Indeed, all that I regularly take notice of in Park Sanssouci are the sheep, who are recent immigrants. They are frequently moved around to a new spot, surprising me with their baleful expressions as I round a corner and find them in a field that was until recently empty. Their fence comes with them; I am told they serve as ecological lawnmowers, being ushered endlessly on, hectare by hectare, until they have chowed down on the lawns of the entire park — upon which, I assume, they begin again, probably unaware of the cyclical nature of their Sisyphean task. They stare listlessly at me as I speed past them, gloriously out of place in this most artificial and carefully delineated of public gardens, where the figureheads on the Chinese House stare down reproachfully at passers-by and their ovine neighbours, as if disapproving of modernity intruding on a bygone gilded age.
Yet Logan February’s beautifully evocative essay in the Berlin Review reminded me to notice the palace again. Among the personal reflections on the pain of colonialism, it taught me the theory that the phallic, errant and ungrammatical comma in the words on the facade — “Sans, Souci” — may have been a nod to Frederick the Great’s homosexuality and the status of the palace as a male-only haven for him and his courtiers. Les potsdamistes was a term apparently used throughout Europe to refer to homosexual courtiers. Unthinkably today, Frederick and his elite circle sought and found an emancipation and freedom in Potsdam that was not possible in staid, stuffy Berlin.*
When I next cycled by the palace I allowed my bike to come to a halt, a few inches in front of the sign that forbade cycling any further. (I had been subject to the Teutonic wrath of the park security officers on more than one occasion for crossing this line.) I have now been regularly travelling to the old Prussian capital for two years and have spent more time than I ever planned to in its broad boulevards and gorgeous nature. I am, on occasion, charmed by it. But by now, I have also slightly written off Potsdam — as the capital of a state where 29% of people vote for a far-right party; where friends who are people of colour tell me they no longer dare to dare to tread; where, despite being barely an hour’s hard pedalling away, Berlin is just a mirage winking on the horizon, more of a concept than a reality.
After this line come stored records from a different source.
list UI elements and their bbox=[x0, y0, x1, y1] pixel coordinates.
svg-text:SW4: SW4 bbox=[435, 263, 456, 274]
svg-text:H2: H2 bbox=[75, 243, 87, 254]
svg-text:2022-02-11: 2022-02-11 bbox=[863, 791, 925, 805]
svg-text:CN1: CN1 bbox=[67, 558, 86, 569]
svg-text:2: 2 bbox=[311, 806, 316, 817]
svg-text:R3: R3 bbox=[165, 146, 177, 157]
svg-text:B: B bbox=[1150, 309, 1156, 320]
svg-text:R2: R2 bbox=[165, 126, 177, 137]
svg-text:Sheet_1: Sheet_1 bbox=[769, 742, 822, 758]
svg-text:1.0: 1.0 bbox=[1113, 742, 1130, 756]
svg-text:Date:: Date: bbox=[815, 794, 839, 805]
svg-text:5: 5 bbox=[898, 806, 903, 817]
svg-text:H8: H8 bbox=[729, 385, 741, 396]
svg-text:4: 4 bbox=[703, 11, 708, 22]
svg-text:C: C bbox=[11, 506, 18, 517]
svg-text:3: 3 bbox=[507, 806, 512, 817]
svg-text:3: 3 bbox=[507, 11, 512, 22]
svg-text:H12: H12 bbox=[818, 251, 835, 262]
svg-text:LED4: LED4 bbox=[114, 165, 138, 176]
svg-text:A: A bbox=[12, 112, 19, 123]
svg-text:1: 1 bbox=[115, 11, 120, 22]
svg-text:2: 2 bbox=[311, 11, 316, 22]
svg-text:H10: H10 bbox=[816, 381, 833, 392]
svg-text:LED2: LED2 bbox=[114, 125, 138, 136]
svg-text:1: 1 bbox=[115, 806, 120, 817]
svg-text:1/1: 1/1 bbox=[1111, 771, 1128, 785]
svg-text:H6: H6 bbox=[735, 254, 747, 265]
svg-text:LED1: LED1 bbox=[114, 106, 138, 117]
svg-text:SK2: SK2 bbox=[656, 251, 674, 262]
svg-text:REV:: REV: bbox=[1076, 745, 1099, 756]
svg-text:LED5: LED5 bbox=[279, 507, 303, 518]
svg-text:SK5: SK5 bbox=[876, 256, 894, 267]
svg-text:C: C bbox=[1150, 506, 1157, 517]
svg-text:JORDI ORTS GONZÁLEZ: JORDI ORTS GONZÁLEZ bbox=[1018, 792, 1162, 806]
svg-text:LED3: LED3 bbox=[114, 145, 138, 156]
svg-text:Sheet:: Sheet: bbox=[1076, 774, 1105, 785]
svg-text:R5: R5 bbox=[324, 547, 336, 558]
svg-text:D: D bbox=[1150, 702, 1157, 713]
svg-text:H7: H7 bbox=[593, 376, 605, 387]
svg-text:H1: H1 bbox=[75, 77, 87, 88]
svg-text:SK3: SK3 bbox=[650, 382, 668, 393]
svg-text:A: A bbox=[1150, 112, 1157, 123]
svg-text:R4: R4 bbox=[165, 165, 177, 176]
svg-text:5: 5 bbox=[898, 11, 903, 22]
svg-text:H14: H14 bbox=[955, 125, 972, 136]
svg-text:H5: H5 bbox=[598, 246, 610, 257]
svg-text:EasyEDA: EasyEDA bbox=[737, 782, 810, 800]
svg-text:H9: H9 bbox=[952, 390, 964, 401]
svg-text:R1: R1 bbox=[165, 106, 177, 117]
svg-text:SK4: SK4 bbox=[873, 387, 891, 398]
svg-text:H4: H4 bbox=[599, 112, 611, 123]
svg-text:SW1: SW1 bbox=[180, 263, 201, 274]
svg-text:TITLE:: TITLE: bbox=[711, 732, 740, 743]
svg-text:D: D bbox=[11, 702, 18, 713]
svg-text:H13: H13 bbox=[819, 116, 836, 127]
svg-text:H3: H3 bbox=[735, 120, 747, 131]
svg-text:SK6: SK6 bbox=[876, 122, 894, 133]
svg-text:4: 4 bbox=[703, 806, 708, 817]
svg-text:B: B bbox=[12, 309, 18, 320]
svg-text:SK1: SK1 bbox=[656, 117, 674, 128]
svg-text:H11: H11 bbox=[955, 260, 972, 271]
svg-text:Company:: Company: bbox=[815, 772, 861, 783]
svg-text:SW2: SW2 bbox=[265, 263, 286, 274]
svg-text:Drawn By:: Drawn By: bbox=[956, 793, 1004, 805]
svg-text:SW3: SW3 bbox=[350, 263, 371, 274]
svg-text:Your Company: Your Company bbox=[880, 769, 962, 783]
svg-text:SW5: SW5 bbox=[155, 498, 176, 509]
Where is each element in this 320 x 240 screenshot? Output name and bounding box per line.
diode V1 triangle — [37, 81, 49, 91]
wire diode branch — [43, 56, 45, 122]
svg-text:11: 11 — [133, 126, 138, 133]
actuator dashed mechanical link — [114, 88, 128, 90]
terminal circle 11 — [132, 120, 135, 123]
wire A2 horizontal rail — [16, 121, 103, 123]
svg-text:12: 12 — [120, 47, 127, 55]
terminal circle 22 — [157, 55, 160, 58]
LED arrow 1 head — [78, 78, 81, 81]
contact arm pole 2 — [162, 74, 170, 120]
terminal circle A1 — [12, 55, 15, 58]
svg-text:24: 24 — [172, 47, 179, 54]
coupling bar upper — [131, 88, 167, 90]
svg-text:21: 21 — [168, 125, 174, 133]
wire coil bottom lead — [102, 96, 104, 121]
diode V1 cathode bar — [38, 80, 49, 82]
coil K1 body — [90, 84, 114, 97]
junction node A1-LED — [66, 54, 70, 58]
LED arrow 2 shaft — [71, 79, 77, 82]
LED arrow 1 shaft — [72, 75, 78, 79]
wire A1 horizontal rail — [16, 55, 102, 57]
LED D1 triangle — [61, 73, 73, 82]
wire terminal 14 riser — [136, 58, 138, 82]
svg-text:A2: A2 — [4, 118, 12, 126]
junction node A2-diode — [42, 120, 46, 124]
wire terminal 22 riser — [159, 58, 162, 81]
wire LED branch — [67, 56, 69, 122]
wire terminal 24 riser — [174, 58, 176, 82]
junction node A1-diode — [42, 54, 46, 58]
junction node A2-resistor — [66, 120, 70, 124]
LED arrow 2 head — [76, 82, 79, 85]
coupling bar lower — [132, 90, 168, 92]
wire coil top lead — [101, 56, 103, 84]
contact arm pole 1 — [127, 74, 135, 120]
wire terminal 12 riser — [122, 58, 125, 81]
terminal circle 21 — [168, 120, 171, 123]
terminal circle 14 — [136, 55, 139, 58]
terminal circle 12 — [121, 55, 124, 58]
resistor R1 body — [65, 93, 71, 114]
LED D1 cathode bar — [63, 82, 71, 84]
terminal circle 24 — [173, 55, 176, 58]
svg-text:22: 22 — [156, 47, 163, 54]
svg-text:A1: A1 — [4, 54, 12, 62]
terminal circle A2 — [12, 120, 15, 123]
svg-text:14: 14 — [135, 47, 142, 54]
The palace itself is grotesque in its Rococo swirls and beauty. I am reliably informed by Wikipedia that Frederick drew the architectural designs himself, a delightfully unprofessional child’s depiction of what a palace should look like (see above), and refused any practical suggestions — for example, to allow the servant’s quarters and kitchens to be any closer to his rooms. He fired at least one architect. He threw wild parties and orgies here. The American, Dutch and Spanish tourists, wrapped up against the autumn cold, take photographs of these orgies. This is completely normal; they notice nothing.
Desire hangs heavily in the air at this place. I wonder if cruising goes on in Park Sanssouci. It seems improbable — the park is locked at night and has an army of gardeners and security guards on duty. But I am never unsurprised by the ubiquity of queer lust. Reality allows blurriness and complications. The clear lines of the palace grounds; the sign not to cycle any further; the 29% of the populace who are AfD supporters — none of these clear demarcations reflect the complexities of reality in any meaningful way.
But whatever goes on in this grandest of Potsdam’s parks today, I remain no potsdamiste. I am not even a Berliner, not properly. The mirthless sheep, chewing solemnly on their cud, are far more real than the ephemeral presence of the gay emperor or the dichotomy of Potsdam and Berlin or even a sense of personal emancipation. Once, a lifetime away from Sanssouci, a farmer friend handed me a newly-born lamb to hold on a crisp December night and I felt its heartbeat through my entire body. That was real. I cycle on.
*Although Berlin is far from a paradise, queer or otherwise, and I worry on reflection that this piece is needlessly binary. But some artistic oversimplification may be forgiven to make a point.